Al 18' Pelé s'ele­vò a colpire una palla arrivata­gli dalla sinistra. Parve atten­dere, sollevatoin aria, quella palla che con un colpo di testa, come una mazzata si spense in rete alla spalle di Albertosi. For­midabile! Gli azzurri non ebbero reazioni particolari, riuscirono a pareggiare al 37' grazie ad uno svarione di Everaldo prontamen­te sfruttato da Boninsegna, ma il fatto apparve episodico, il Bra­sile continuava a premere men­tre la resistenza dei nostri affievoliva e saltavano gli sbarramen­ti che Valcareggi aveva sapien­temente predisposto. Segnarono ancora Gerson al 65', con un tiro di rara bellezza scagliato dal li­mite dei sedici metri, Jairzinho al 70', cogliendo la nostra difesa ormai sulle ginocchia e Carlos Alberto all'86' nella più bella ma­novra di tutta la partita: Clodoaldo si libera in dribbling sul centrocampo e smista a Jairzinho che cerca Pelé; «O Rey» controlla e apre magni­ficamente sulla destra dove sta avventandosi Carlos Alberto; il tiro è violento e preciso, Albertosi è battuto.

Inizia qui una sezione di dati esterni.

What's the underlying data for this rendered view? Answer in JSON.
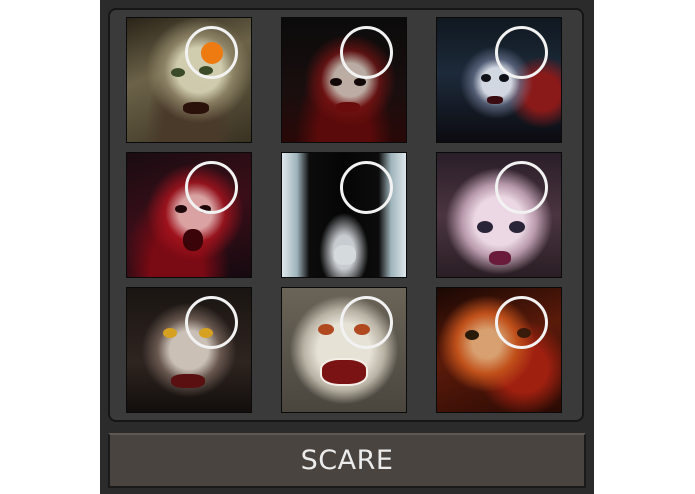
{
  "scare_button": {
    "label": "SCARE"
  },
  "tiles": [
    {
      "name": "scary-face-girl-green-eyes",
      "selected": true
    },
    {
      "name": "scary-face-zombie-child",
      "selected": false
    },
    {
      "name": "scary-face-pale-ghost-woman",
      "selected": false
    },
    {
      "name": "scary-face-bloody-screaming-woman",
      "selected": false
    },
    {
      "name": "scary-face-long-hair-ghost",
      "selected": false
    },
    {
      "name": "scary-face-white-demon-child",
      "selected": false
    },
    {
      "name": "scary-face-vampire-yellow-eyes",
      "selected": false
    },
    {
      "name": "scary-face-vampire-fangs-woman",
      "selected": false
    },
    {
      "name": "scary-face-burned-red-face",
      "selected": false
    }
  ],
  "colors": {
    "panel_bg": "#2b2b2b",
    "grid_bg": "#3a3a3a",
    "selector_ring": "#f2f2f2",
    "selected_dot": "#ee7a12",
    "button_bg": "#4a4440"
  }
}
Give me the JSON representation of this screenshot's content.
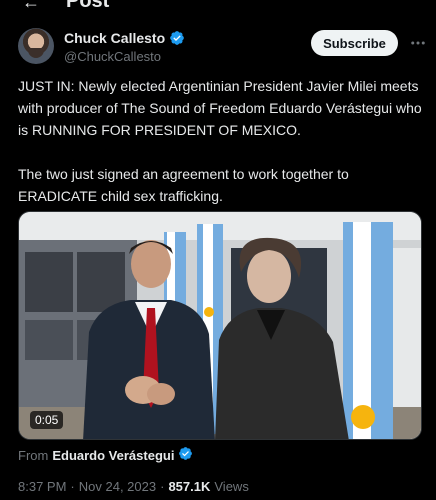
{
  "header": {
    "title": "Post",
    "back_icon": "arrow-left-icon"
  },
  "author": {
    "name": "Chuck Callesto",
    "handle": "@ChuckCallesto",
    "verified_icon": "verified-badge-icon",
    "verified_color": "#1d9bf0"
  },
  "subscribe": {
    "label": "Subscribe"
  },
  "more_icon": "more-horizontal-icon",
  "tweet": {
    "paragraph_1": "JUST IN: Newly elected Argentinian President Javier Milei meets with producer of The Sound of Freedom Eduardo Verástegui who is RUNNING FOR PRESIDENT OF MEXICO.",
    "paragraph_2": "The two just signed an agreement to work together to ERADICATE child sex trafficking."
  },
  "media": {
    "duration": "0:05"
  },
  "source": {
    "prefix": "From",
    "name": "Eduardo Verástegui"
  },
  "meta": {
    "time": "8:37 PM",
    "separator": "·",
    "date": "Nov 24, 2023",
    "views_count": "857.1K",
    "views_label": "Views"
  },
  "colors": {
    "background": "#000000",
    "text": "#e7e9ea",
    "muted": "#71767b",
    "accent": "#1d9bf0"
  }
}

Finisce 4-1 fra il tripudio dei brasiliani e dell'im­menso pubblico - 105.000 spet­tatori - che ha assistito all'in­contro. Pelé è in trionfo è l'apo­teosi del calcio offensivo, il Bra­sile ha vinto, Pelé è stato una volta di più il Re del «mondo del pallone» e quando Carlos Alberto eleva al cielo la statuet­ta che Jules Rimet aveva messo in palio nel 1930, l'Azteca esplo­de nell'osanna ai vincitori. Ma abbiamo lasciato in chiusura un particolare che incise profonda­mente negli avvenimenti succes­sivi delle cose di casa nostra. Valcareggi forse trasportato dal­le emozioni del momento, oppu­re travolto dalla evidente superio­rità dei brasiliani, si accorse di avere Rivera in panchina a soli 6' dal termine quando ormai il risultato era fissato sull'1-3 e lo mandò in campo a sostituire Mazzola. Qualcuno giudicò l'av­venimento come un affronto e tanta fu l'abilità di una certa stampa, che riuscì ad insinuare il dubbio che con Rivera in campo fin dall'inizio avremmo potuto disporre dei brasiliani, come un Messico qualsiasi.

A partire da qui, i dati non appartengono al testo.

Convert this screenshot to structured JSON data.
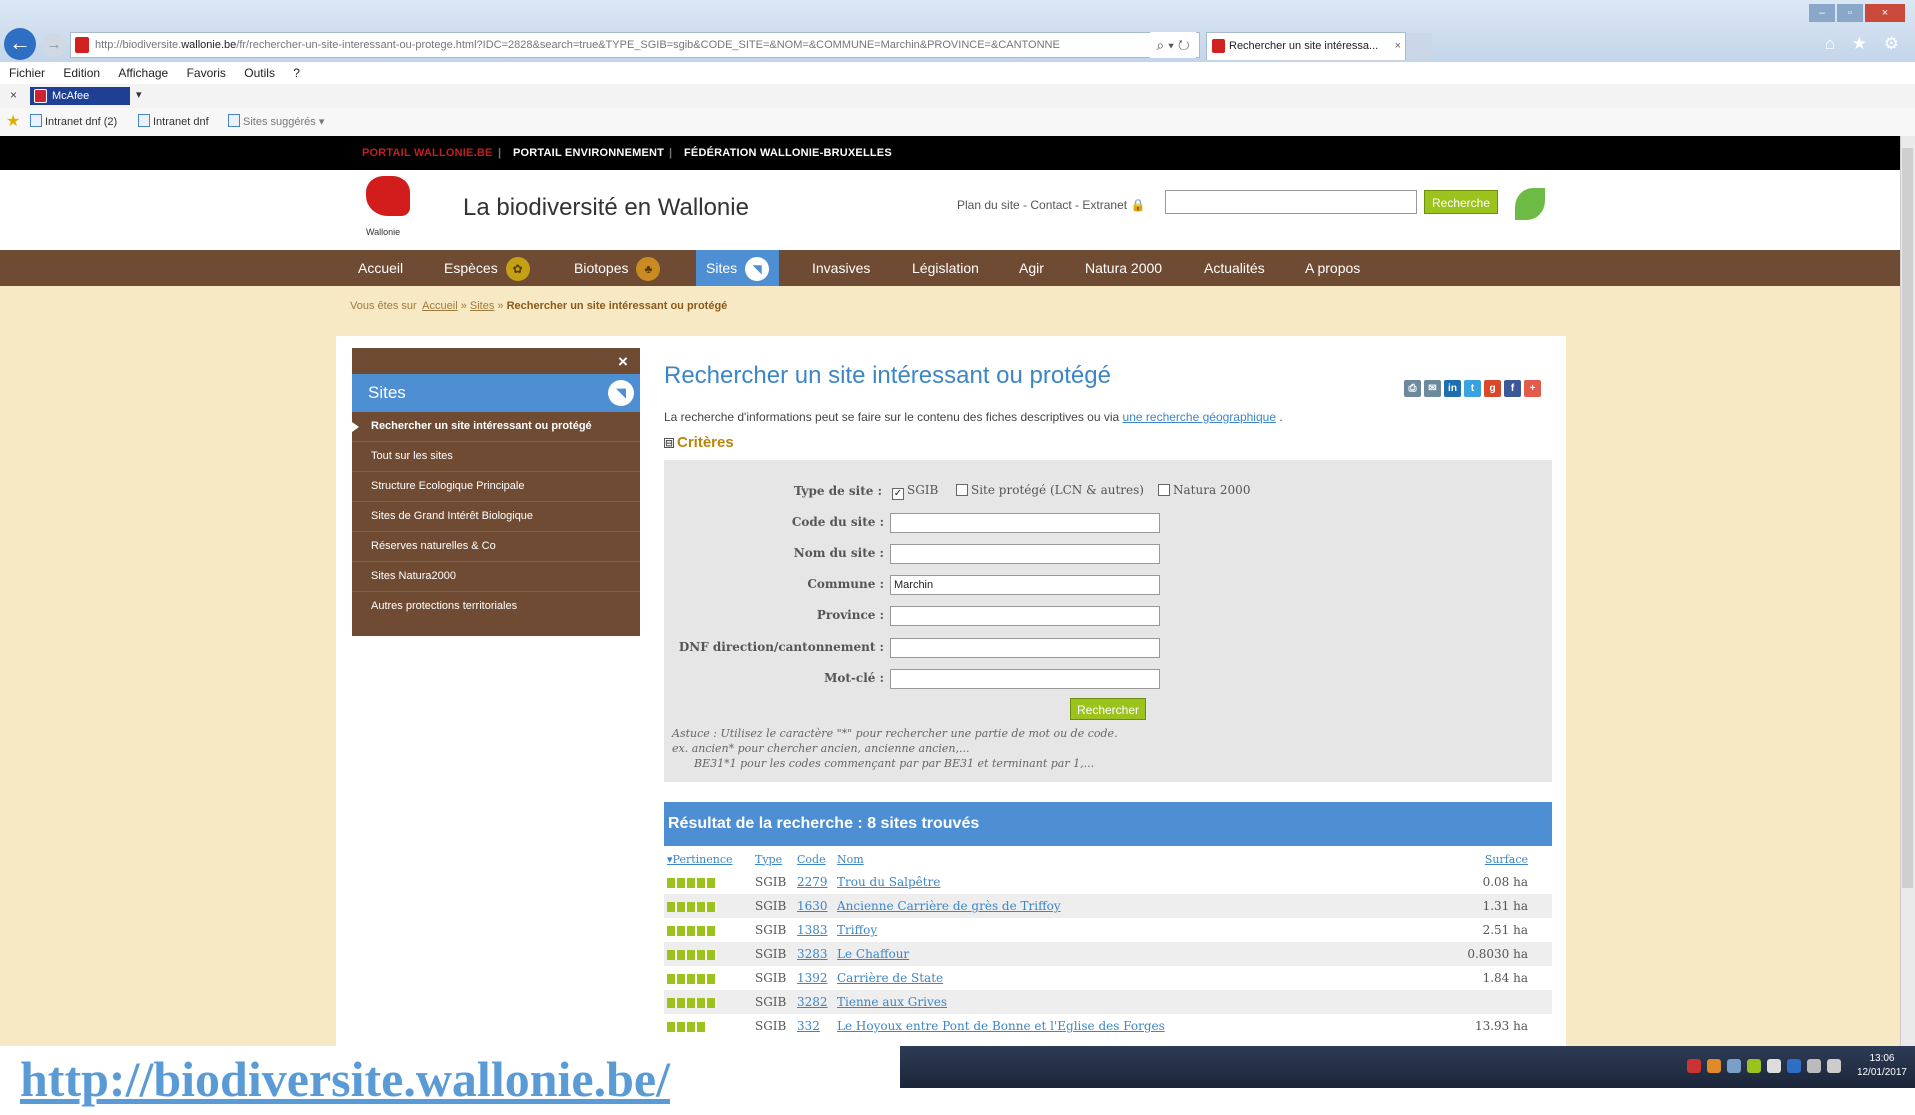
{
  "browser": {
    "url_prefix": "http://biodiversite.",
    "url_domain": "wallonie.be",
    "url_rest": "/fr/rechercher-un-site-interessant-ou-protege.html?IDC=2828&search=true&TYPE_SGIB=sgib&CODE_SITE=&NOM=&COMMUNE=Marchin&PROVINCE=&CANTONNE",
    "addr_icons": "⌕ ▾ ↻",
    "tab_title": "Rechercher un site intéressa...",
    "tab_close": "×",
    "win_min": "–",
    "win_max": "▫",
    "win_close": "×",
    "right_icons": "⌂ ★ ⚙",
    "back": "←",
    "forward": "→",
    "menu": [
      "Fichier",
      "Edition",
      "Affichage",
      "Favoris",
      "Outils",
      "?"
    ],
    "toolbar_close": "×",
    "mcafee_label": "McAfee",
    "mcafee_dropdown": "▾",
    "favorites": [
      "Intranet dnf (2)",
      "Intranet dnf",
      "Sites suggérés ▾"
    ]
  },
  "topbar": {
    "portail_wallonie": "PORTAIL WALLONIE.BE",
    "sep": "|",
    "portail_env": "PORTAIL ENVIRONNEMENT",
    "federation": "FÉDÉRATION WALLONIE-BRUXELLES"
  },
  "header": {
    "logo_caption": "Wallonie",
    "title": "La biodiversité en Wallonie",
    "links": "Plan du site - Contact - Extranet",
    "search_button": "Recherche"
  },
  "nav": [
    {
      "label": "Accueil"
    },
    {
      "label": "Espèces"
    },
    {
      "label": "Biotopes"
    },
    {
      "label": "Sites"
    },
    {
      "label": "Invasives"
    },
    {
      "label": "Législation"
    },
    {
      "label": "Agir"
    },
    {
      "label": "Natura 2000"
    },
    {
      "label": "Actualités"
    },
    {
      "label": "A propos"
    }
  ],
  "breadcrumb": {
    "prefix": "Vous êtes sur",
    "home": "Accueil",
    "sep": "»",
    "section": "Sites",
    "current": "Rechercher un site intéressant ou protégé"
  },
  "sidebar": {
    "close": "×",
    "title": "Sites",
    "items": [
      "Rechercher un site intéressant ou protégé",
      "Tout sur les sites",
      "Structure Ecologique Principale",
      "Sites de Grand Intérêt Biologique",
      "Réserves naturelles & Co",
      "Sites Natura2000",
      "Autres protections territoriales"
    ]
  },
  "main": {
    "title": "Rechercher un site intéressant ou protégé",
    "intro_text": "La recherche d'informations peut se faire sur le contenu des fiches descriptives ou via",
    "intro_link": "une recherche géographique",
    "intro_end": ".",
    "criteria_toggle": "⊟",
    "criteria_title": "Critères"
  },
  "form": {
    "type_label": "Type de site :",
    "type_options": [
      {
        "label": "SGIB",
        "checked": true
      },
      {
        "label": "Site protégé (LCN & autres)",
        "checked": false
      },
      {
        "label": "Natura 2000",
        "checked": false
      }
    ],
    "check_mark": "✓",
    "code_label": "Code du site :",
    "code_value": "",
    "nom_label": "Nom du site :",
    "nom_value": "",
    "commune_label": "Commune :",
    "commune_value": "Marchin",
    "province_label": "Province :",
    "province_value": "",
    "dnf_label": "DNF direction/cantonnement :",
    "dnf_value": "",
    "motcle_label": "Mot-clé :",
    "motcle_value": "",
    "submit": "Rechercher",
    "tip_line1": "Astuce : Utilisez le caractère \"*\" pour rechercher une partie de mot ou de code.",
    "tip_line2": "ex. ancien* pour chercher ancien, ancienne ancien,...",
    "tip_line3": "BE31*1 pour les codes commençant par par BE31 et terminant par 1,..."
  },
  "results": {
    "title": "Résultat de la recherche : 8 sites trouvés",
    "columns": {
      "pertinence": "Pertinence",
      "type": "Type",
      "code": "Code",
      "nom": "Nom",
      "surface": "Surface"
    },
    "rows": [
      {
        "pertinence": 5,
        "type": "SGIB",
        "code": "2279",
        "name": "Trou du Salpêtre",
        "surface": "0.08 ha"
      },
      {
        "pertinence": 5,
        "type": "SGIB",
        "code": "1630",
        "name": "Ancienne Carrière de grès de Triffoy",
        "surface": "1.31 ha"
      },
      {
        "pertinence": 5,
        "type": "SGIB",
        "code": "1383",
        "name": "Triffoy",
        "surface": "2.51 ha"
      },
      {
        "pertinence": 5,
        "type": "SGIB",
        "code": "3283",
        "name": "Le Chaffour",
        "surface": "0.8030 ha"
      },
      {
        "pertinence": 5,
        "type": "SGIB",
        "code": "1392",
        "name": "Carrière de State",
        "surface": "1.84 ha"
      },
      {
        "pertinence": 5,
        "type": "SGIB",
        "code": "3282",
        "name": "Tienne aux Grives",
        "surface": ""
      },
      {
        "pertinence": 4,
        "type": "SGIB",
        "code": "332",
        "name": "Le Hoyoux entre Pont de Bonne et l'Eglise des Forges",
        "surface": "13.93 ha"
      }
    ]
  },
  "taskbar": {
    "time": "13:06",
    "date": "12/01/2017"
  },
  "caption_url": "http://biodiversite.wallonie.be/",
  "colors": {
    "brand_brown": "#6f4b33",
    "accent_blue": "#4e8fd4",
    "accent_green": "#9cc21e",
    "page_bg": "#f7e9c4"
  }
}
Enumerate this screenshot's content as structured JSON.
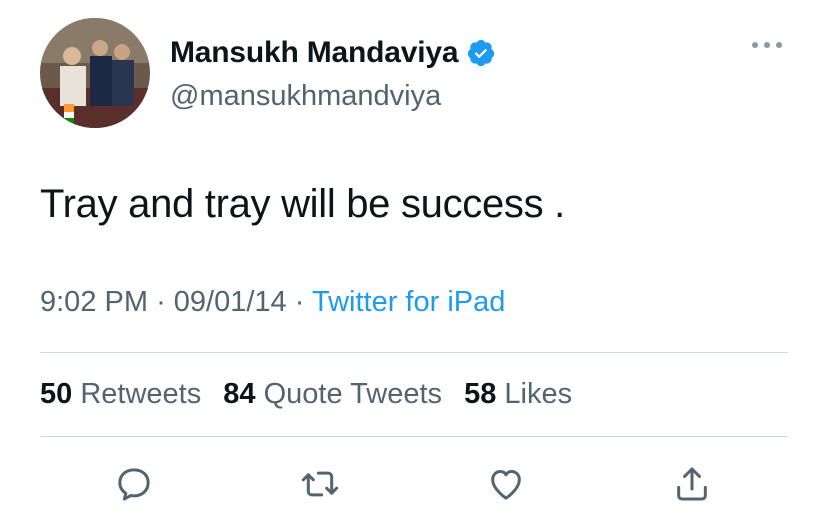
{
  "user": {
    "name": "Mansukh Mandaviya",
    "handle": "@mansukhmandviya",
    "verified": true,
    "avatar": "avatar-photo"
  },
  "tweet": {
    "text": "Tray and tray will be success ."
  },
  "meta": {
    "time": "9:02 PM",
    "separator": "·",
    "date": "09/01/14",
    "source": "Twitter for iPad"
  },
  "stats": {
    "retweets_count": "50",
    "retweets_label": "Retweets",
    "quotes_count": "84",
    "quotes_label": "Quote Tweets",
    "likes_count": "58",
    "likes_label": "Likes"
  },
  "actions": [
    {
      "icon": "reply-icon"
    },
    {
      "icon": "retweet-icon"
    },
    {
      "icon": "like-icon"
    },
    {
      "icon": "share-icon"
    }
  ],
  "colors": {
    "accent": "#1d9bf0",
    "secondary_text": "#536471",
    "primary_text": "#0f1419",
    "divider": "#cfd9de"
  }
}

E fu questa ignobile partigianeria che innestò l'ancora più ignobi­le accoglienza che fu riservata agli azzurri quando rimisero pie­de sul suolo patrio, con l'incre­dibile processo davanti alla TV e le cariche della polizia a di­sperdere i facinorosi intenzionati a bastonare chi aveva tanto ma­lignamente attentato al presti­gio del «golden boy». Un' av­ventura che aveva riportato il nostro calcio a livelli inusuali da più di un trentennio, finiva in una farsa indegna di un paese civile. II ritorno in patria dei no­stri si chiudeva con una pagina amara da dimenticare in fretta. Nessuno nelle condizioni ambien­tali di Città del Messico, sareb­be riuscito a far meglio di quan­to fecero gli azzurri contro il Brasile di Pelè in quell'occasione.